In making his case for national unity, Paine argued that America's only serious obstacles involved its compulsory ties to England; that, absent those ties, America would face untold peace and prosperity. Trade among nations, he argued, would ensure those developments absent affiliation with the English Crown. Paine emphasized, however, the heritage common to the colonists:

"This new World hath been the asylum for the persecuted lovers of civil and religious liberty from every part of Europe."

With this observation, Paine was acknowledging that opposition to England was not in and of itself the basis of a lasting nation, and that the continent's inhabitants had much more in common that an English heritage. Rather, it was the struggle common to all of America's inhabitants, having emigrated from many regions, that united them as a single country. America transcended England. As he further observed,

"The Reformation was preceded by the discovery of America: As if the Almighty graciously meant to open a sanctuary to the persecuted in future years, when home should afford neither friendship nor safety."

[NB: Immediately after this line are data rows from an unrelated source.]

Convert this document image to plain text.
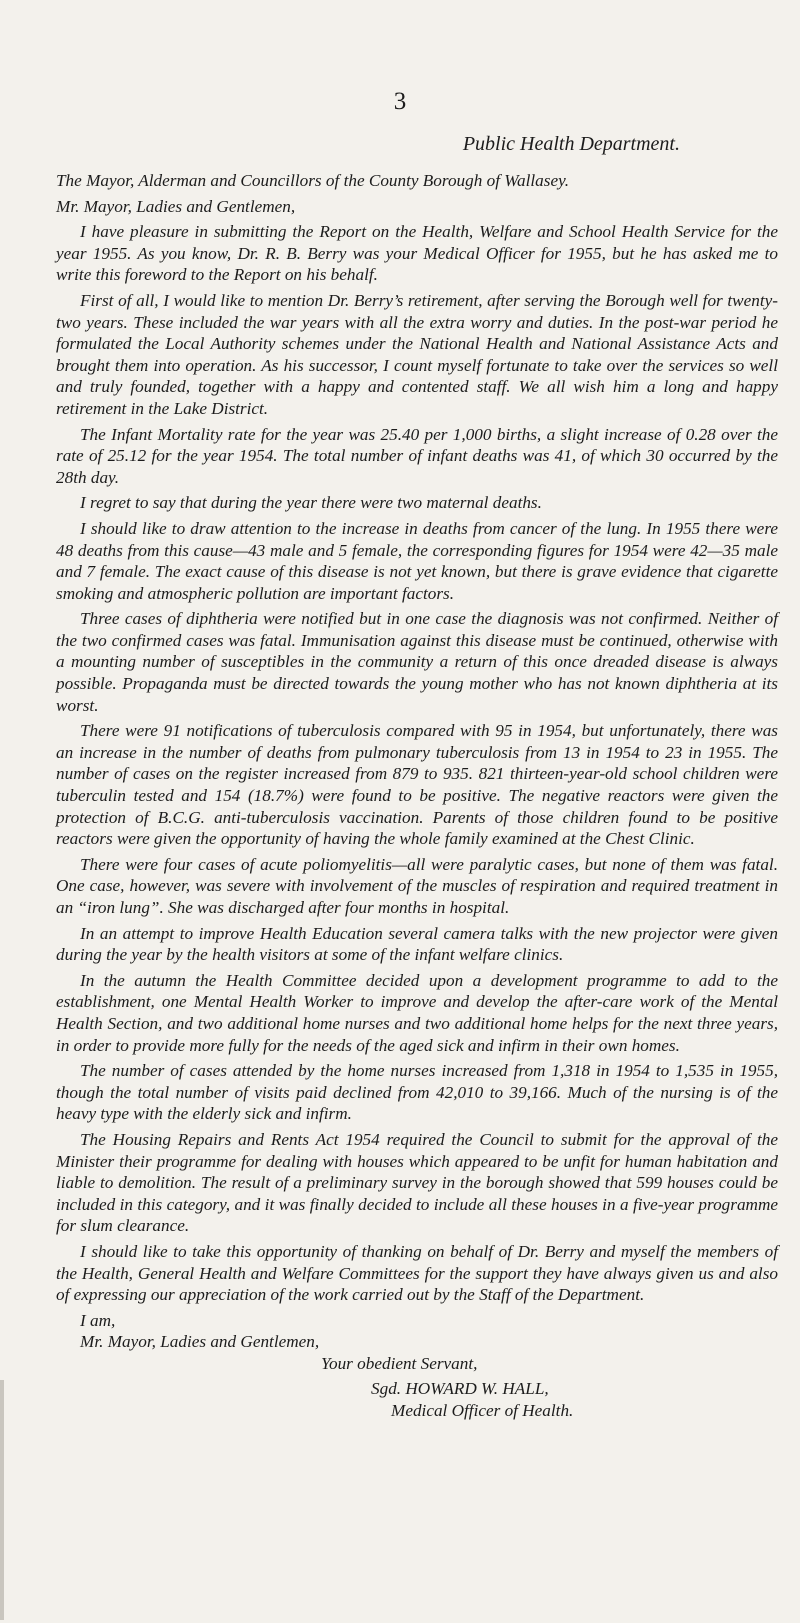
3
Public Health Department.

The Mayor, Alderman and Councillors of the County Borough of Wallasey.

Mr. Mayor, Ladies and Gentlemen,

I have pleasure in submitting the Report on the Health, Welfare and School Health Service for the year 1955. As you know, Dr. R. B. Berry was your Medical Officer for 1955, but he has asked me to write this foreword to the Report on his behalf.

First of all, I would like to mention Dr. Berry’s retirement, after serving the Borough well for twenty-two years. These included the war years with all the extra worry and duties. In the post-war period he formulated the Local Authority schemes under the National Health and National Assistance Acts and brought them into operation. As his successor, I count myself fortunate to take over the services so well and truly founded, together with a happy and contented staff. We all wish him a long and happy retirement in the Lake District.

The Infant Mortality rate for the year was 25.40 per 1,000 births, a slight increase of 0.28 over the rate of 25.12 for the year 1954. The total number of infant deaths was 41, of which 30 occurred by the 28th day.

I regret to say that during the year there were two maternal deaths.

I should like to draw attention to the increase in deaths from cancer of the lung. In 1955 there were 48 deaths from this cause—43 male and 5 female, the corresponding figures for 1954 were 42—35 male and 7 female. The exact cause of this disease is not yet known, but there is grave evidence that cigarette smoking and atmospheric pollution are important factors.

Three cases of diphtheria were notified but in one case the diagnosis was not confirmed. Neither of the two confirmed cases was fatal. Immunisation against this disease must be continued, otherwise with a mounting number of susceptibles in the community a return of this once dreaded disease is always possible. Propaganda must be directed towards the young mother who has not known diphtheria at its worst.

There were 91 notifications of tuberculosis compared with 95 in 1954, but unfortunately, there was an increase in the number of deaths from pulmonary tuberculosis from 13 in 1954 to 23 in 1955. The number of cases on the register increased from 879 to 935. 821 thirteen-year-old school children were tuberculin tested and 154 (18.7%) were found to be positive. The negative reactors were given the protection of B.C.G. anti-tuberculosis vaccination. Parents of those children found to be positive reactors were given the opportunity of having the whole family examined at the Chest Clinic.

There were four cases of acute poliomyelitis—all were paralytic cases, but none of them was fatal. One case, however, was severe with involvement of the muscles of respiration and required treatment in an “iron lung”. She was discharged after four months in hospital.

In an attempt to improve Health Education several camera talks with the new projector were given during the year by the health visitors at some of the infant welfare clinics.

In the autumn the Health Committee decided upon a development programme to add to the establishment, one Mental Health Worker to improve and develop the after-care work of the Mental Health Section, and two additional home nurses and two additional home helps for the next three years, in order to provide more fully for the needs of the aged sick and infirm in their own homes.

The number of cases attended by the home nurses increased from 1,318 in 1954 to 1,535 in 1955, though the total number of visits paid declined from 42,010 to 39,166. Much of the nursing is of the heavy type with the elderly sick and infirm.

The Housing Repairs and Rents Act 1954 required the Council to submit for the approval of the Minister their programme for dealing with houses which appeared to be unfit for human habitation and liable to demolition. The result of a preliminary survey in the borough showed that 599 houses could be included in this category, and it was finally decided to include all these houses in a five-year programme for slum clearance.

I should like to take this opportunity of thanking on behalf of Dr. Berry and myself the members of the Health, General Health and Welfare Committees for the support they have always given us and also of expressing our appreciation of the work carried out by the Staff of the Department.

I am,
Mr. Mayor, Ladies and Gentlemen,
Your obedient Servant,
Sgd. HOWARD W. HALL,
Medical Officer of Health.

National unity was, for Paine, the sine qua non of America's struggle against what it now considered foreign tyranny. It was in this vein that he continued:

"But the most powerful of all arguments is, that nothing but independence, i.e., a Continental form of government, can keep the peace of the Continent and preserve it inviolate from civil wars."

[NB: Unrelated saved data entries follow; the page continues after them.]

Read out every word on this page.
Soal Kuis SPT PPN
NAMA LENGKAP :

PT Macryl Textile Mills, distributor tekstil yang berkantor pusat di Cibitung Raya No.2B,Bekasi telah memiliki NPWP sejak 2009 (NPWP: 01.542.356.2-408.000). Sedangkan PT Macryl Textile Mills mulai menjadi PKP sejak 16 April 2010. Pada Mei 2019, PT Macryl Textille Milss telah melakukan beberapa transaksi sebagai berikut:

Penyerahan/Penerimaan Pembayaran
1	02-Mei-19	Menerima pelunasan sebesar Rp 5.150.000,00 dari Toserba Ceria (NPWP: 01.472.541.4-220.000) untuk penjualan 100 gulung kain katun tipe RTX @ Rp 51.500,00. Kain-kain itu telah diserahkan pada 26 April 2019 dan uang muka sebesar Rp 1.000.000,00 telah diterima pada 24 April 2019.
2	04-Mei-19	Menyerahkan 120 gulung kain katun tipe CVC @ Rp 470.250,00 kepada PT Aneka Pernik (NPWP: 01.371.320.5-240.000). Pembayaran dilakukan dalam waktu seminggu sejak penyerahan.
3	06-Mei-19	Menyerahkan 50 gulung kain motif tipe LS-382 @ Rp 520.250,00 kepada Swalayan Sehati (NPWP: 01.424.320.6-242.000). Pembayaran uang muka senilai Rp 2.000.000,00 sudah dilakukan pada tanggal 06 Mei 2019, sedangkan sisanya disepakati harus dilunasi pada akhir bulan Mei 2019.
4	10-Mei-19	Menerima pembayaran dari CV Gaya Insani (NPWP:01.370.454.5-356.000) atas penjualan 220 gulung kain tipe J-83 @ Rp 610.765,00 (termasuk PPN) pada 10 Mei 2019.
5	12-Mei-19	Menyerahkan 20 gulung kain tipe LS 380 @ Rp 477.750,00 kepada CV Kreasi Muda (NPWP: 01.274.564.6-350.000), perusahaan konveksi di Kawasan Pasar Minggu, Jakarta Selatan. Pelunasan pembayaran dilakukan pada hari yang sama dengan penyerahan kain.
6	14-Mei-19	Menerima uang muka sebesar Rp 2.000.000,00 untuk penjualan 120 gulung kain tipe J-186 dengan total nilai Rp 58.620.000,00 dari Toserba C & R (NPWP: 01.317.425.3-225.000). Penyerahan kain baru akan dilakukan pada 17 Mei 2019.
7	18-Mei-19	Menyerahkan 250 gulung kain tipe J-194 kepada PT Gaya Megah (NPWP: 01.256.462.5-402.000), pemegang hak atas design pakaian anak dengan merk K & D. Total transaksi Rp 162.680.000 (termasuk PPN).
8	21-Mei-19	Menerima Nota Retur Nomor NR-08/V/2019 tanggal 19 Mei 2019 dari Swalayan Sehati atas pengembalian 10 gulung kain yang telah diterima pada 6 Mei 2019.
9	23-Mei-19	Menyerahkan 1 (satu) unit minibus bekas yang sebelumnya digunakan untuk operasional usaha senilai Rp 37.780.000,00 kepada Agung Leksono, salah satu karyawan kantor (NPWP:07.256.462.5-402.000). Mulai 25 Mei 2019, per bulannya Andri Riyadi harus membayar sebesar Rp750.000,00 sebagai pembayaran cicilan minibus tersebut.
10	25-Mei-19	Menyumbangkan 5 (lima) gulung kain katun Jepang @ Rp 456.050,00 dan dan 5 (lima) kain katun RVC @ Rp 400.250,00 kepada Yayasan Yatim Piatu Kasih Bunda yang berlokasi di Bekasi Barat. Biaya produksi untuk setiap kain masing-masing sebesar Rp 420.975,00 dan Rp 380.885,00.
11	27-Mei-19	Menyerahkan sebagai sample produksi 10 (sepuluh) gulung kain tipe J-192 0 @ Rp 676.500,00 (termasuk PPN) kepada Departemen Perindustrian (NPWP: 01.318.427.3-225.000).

While not exactly prescient in this latter observation given the next century of American history, Paine was convinced that America's survival was dependent upon its ability to form and sustain a level of unity that would secure it against all threats, foreign and domestic. As he continued to argue for national unity and a sense of statehood, Paine asserted that the colonies had, to date, exhibited such proper conduct with respect to the notion of a Continental (read: "centralized") government, that a future of domestic tranquility was already assured once free of the yoke of English imperialism.

The shared heritage of the colonies' inhabitants—escape from religious and political persecution—provided the glue that would hold the center. Paine understood that a successful revolution, and a successful era of independence, were contingent upon a shared sense of nationhood, and it was in the third section of "Common Sense" where he advanced this argument most forcefully.